Rudolph Foods
- Industry: Consumer Products
- Founder: John Rudolph
- Headquarters: Lima, Ohio
- Products: Pork rinds; Pork cracklings; Pellets;
- Number of employees: 400
- Website: www.rudolphfoods.com

= Rudolph Foods =

American snack food producer

Rudolph Foods is a producer of snack foods based in Lima, Ohio. They specialize in pork rinds and cracklings. The company has six facilities in the United States and three international ventures. It was founded in 1955 by John Rudolph.

==Community==
In 2010, Rudolph Foods sponsored the Pork Rind Heritage Festival.

Pepe's El Original has sponsored Fiestas Patrias in Los Angeles.

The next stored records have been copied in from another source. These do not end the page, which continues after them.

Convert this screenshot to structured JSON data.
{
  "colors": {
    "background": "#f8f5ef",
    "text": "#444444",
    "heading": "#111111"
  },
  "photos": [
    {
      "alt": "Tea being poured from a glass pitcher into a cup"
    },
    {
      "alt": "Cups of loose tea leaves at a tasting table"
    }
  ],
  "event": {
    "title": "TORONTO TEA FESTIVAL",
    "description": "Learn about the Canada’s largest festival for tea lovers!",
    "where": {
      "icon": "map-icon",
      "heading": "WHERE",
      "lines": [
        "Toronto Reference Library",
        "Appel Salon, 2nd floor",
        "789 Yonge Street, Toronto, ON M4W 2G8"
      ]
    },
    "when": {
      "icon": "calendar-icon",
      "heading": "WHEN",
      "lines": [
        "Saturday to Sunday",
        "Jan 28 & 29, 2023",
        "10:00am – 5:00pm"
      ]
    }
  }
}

In 2010, Pepe's El Original hosted the contest Mi Amor, Mi Chicharrones in celebration of National Hispanic Heritage Month.

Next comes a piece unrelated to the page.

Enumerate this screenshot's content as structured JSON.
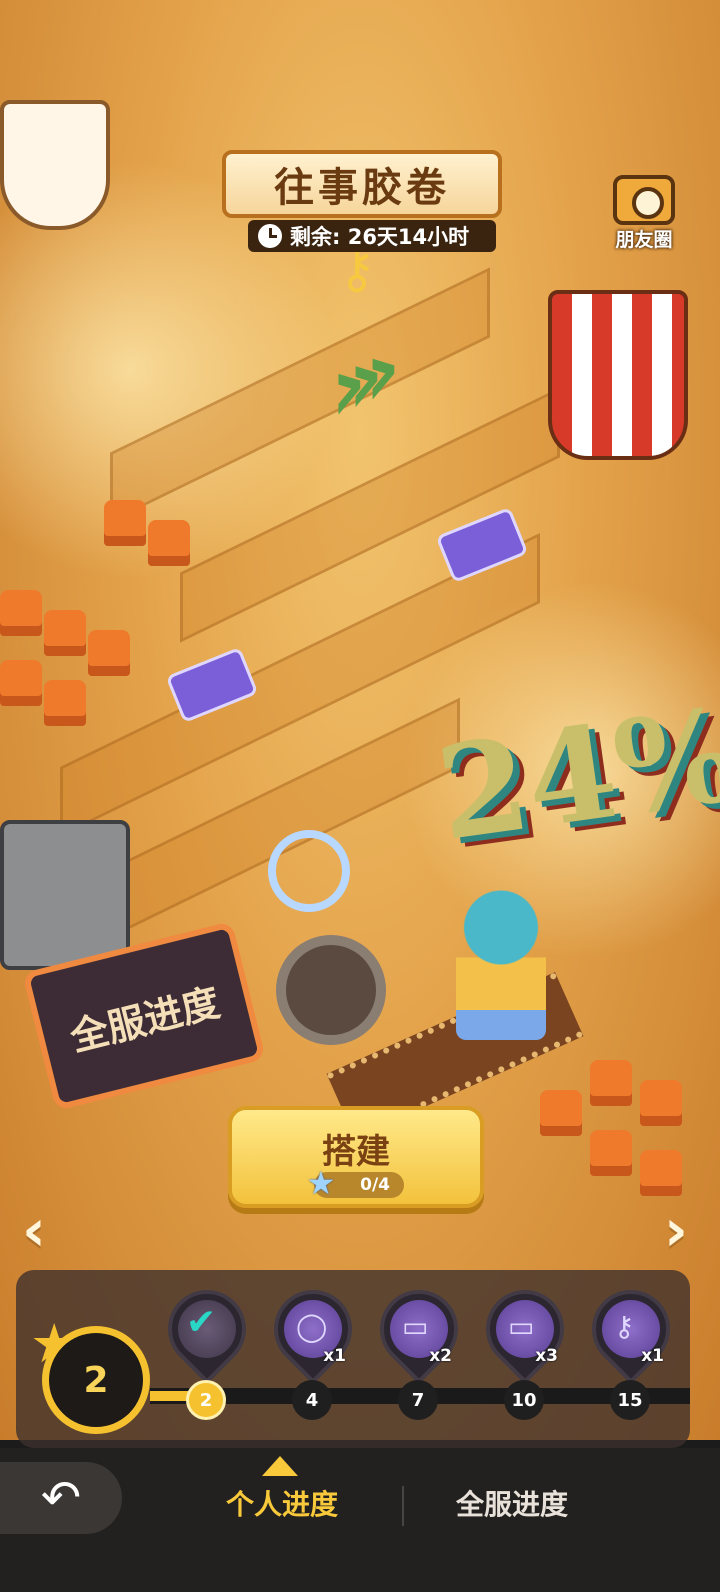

In 2010, Lee's Pig Skins sponsored the Smokin’ Pig Festival in Lake City, Florida and the Cracklin Festival in Port Barre, Louisiana.
==Pork Rind Appreciation Day==

In January 2011, Rudolph Foods declared "National Pork Rind Appreciation Day" to be observed each year on the same day as the NFL Super Bowl. Rudolph Foods agreed to make charitable donations in return for online support of the campaign. Ohio Governor John Kasich issued a letter of support for Pork Rind Appreciation Day on February 6, 2012.